You know that feeling when you’re with another person, and there’s an awkwardness — a sense that there’s something missing? And you find yourself scrambling around thinking of something interesting to say that’ll bring your connection back to life?
Sometimes this does in fact kick-start a conversation in which we can both become absorbed, but sometimes our anxiety prevents that from happening.
I realized recently that I’ve had that a lot in my life.
Now when I’m on my own, I know what to do with unpleasant feelings of awkwardness. I’ll simply pay attention to them mindfully, until they pass. And often, even as I’m in the act of noticing my discomfort, I’ll find that a sense of well-being arises, so that first I’m comfortable with my discomfort, and then once the unpleasant feelings pass I’m deeply content.
But for some reason I haven’t thought to do this when I’m with others, especially in intimate relationships.
Recently however, when I was with my girlfriend, and I noticed that sense of our silence being awkward rather than comfortable, I found myself happy just to be with the feeling of discomfort. Rather than trying to think of something clever to say, I simply noticed how I felt, and accepted it. There was the faint stirring of anxiety, but I just accepted that as well.
And what happened was, in a way, quite predictable. Just as when I’m on my own, I felt happier, and the anxiety passed. But in another way the experience was a complete surprise; I found that paying attention to the uncomfortable sensation reconnected me with my heart. It felt like my heart was blown wide open, and I felt an overwhelming sense of love for my partner. This feeling of love, expressed through body language, looks, physical communication, and — yes — words, brought about a powerful sense of rapport and intimacy. This is an experience that recurred several times while we were together.
And I love that simply being with my discomfort not only allows it to pass, but also connects me with a powerful sense of love. And I love feeling freed from the anxious need “to be interesting” so that I’m able just “to be.”
I suppose that in a way this isn’t profound, and I’m sure that many you are saying “of course, everybody knows that!” But I thought I’d share it since I’m a fan of showing my “work in progress.” So if this practice is something that’s new to you, then please try it yourself and see what happens. I’d love to hear from you.

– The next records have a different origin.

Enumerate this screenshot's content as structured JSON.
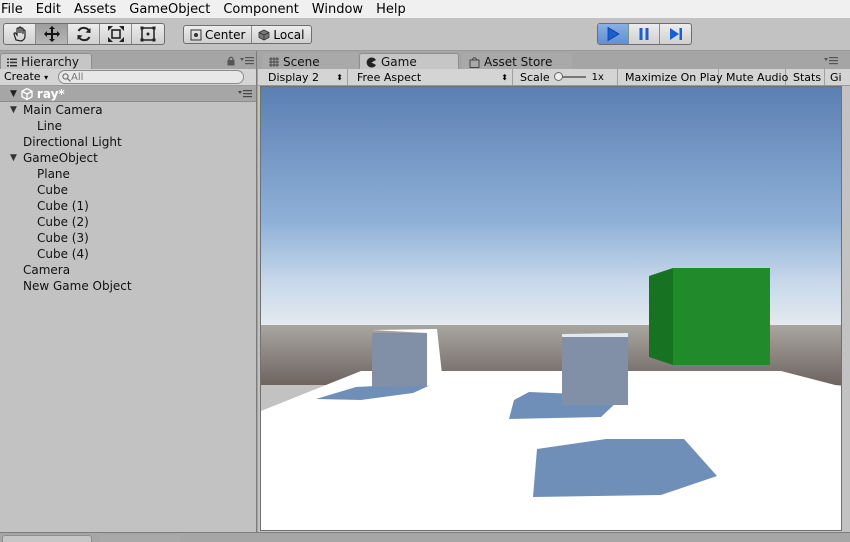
{
  "menu": [
    "File",
    "Edit",
    "Assets",
    "GameObject",
    "Component",
    "Window",
    "Help"
  ],
  "toolbar": {
    "tools": [
      "hand-tool",
      "move-tool",
      "rotate-tool",
      "scale-tool",
      "rect-tool"
    ],
    "active_tool": "move-tool",
    "pivot_label": "Center",
    "space_label": "Local",
    "play_state": "playing"
  },
  "hierarchy": {
    "tab_label": "Hierarchy",
    "create_label": "Create",
    "search_placeholder": "All",
    "scene_name": "ray*",
    "items": [
      {
        "label": "Main Camera",
        "depth": 0,
        "expanded": true
      },
      {
        "label": "Line",
        "depth": 1
      },
      {
        "label": "Directional Light",
        "depth": 0
      },
      {
        "label": "GameObject",
        "depth": 0,
        "expanded": true
      },
      {
        "label": "Plane",
        "depth": 1
      },
      {
        "label": "Cube",
        "depth": 1
      },
      {
        "label": "Cube (1)",
        "depth": 1
      },
      {
        "label": "Cube (2)",
        "depth": 1
      },
      {
        "label": "Cube (3)",
        "depth": 1
      },
      {
        "label": "Cube (4)",
        "depth": 1
      },
      {
        "label": "Camera",
        "depth": 0
      },
      {
        "label": "New Game Object",
        "depth": 0
      }
    ]
  },
  "game": {
    "tabs": [
      "Scene",
      "Game",
      "Asset Store"
    ],
    "active_tab": "Game",
    "display": "Display 2",
    "aspect": "Free Aspect",
    "scale_label": "Scale",
    "scale_value": "1x",
    "maximize_label": "Maximize On Play",
    "mute_label": "Mute Audio",
    "stats_label": "Stats",
    "gizmos_label": "Gi"
  },
  "colors": {
    "accent_play": "#3f7fd6",
    "cube_green": "#218a2a",
    "cube_grey": "#8190a6",
    "sky_top": "#5b7fb2",
    "shadow": "#6f8fb8"
  }
}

It certainly is an area of immense stress and suffering – the awkward silence. It makes me think of my recently deceased father’s dementia and the terror I felt about being alone with him and just not talking. My brothers and I tended to make sure we visited together so that we had somebody to carry on a conversation with. I rationalized that if my Dad wasn’t unhappy and didn’t want to participate in or listen to a conversation then there was no reason for it to cause me so much anguish. I didn’t really get enough time to develop a comfort factor but it was something I was aiming for.
It’s clearly very good progress in a relationship when you can stop feeling the need to be entertaining ( and also to be entertained ).
This is nice insight into sitting on the emotions that arise which bring about non-preferred thoughts, feelings and situations.
Thanks for sharing, I will keep this in my subconscious.
Thanks for sharing- it is a wonderful reminder. Being with the unconfortable feeling is such a simple thing and yet we (I!) so often forget that possibility and fall back to the unconscious trance.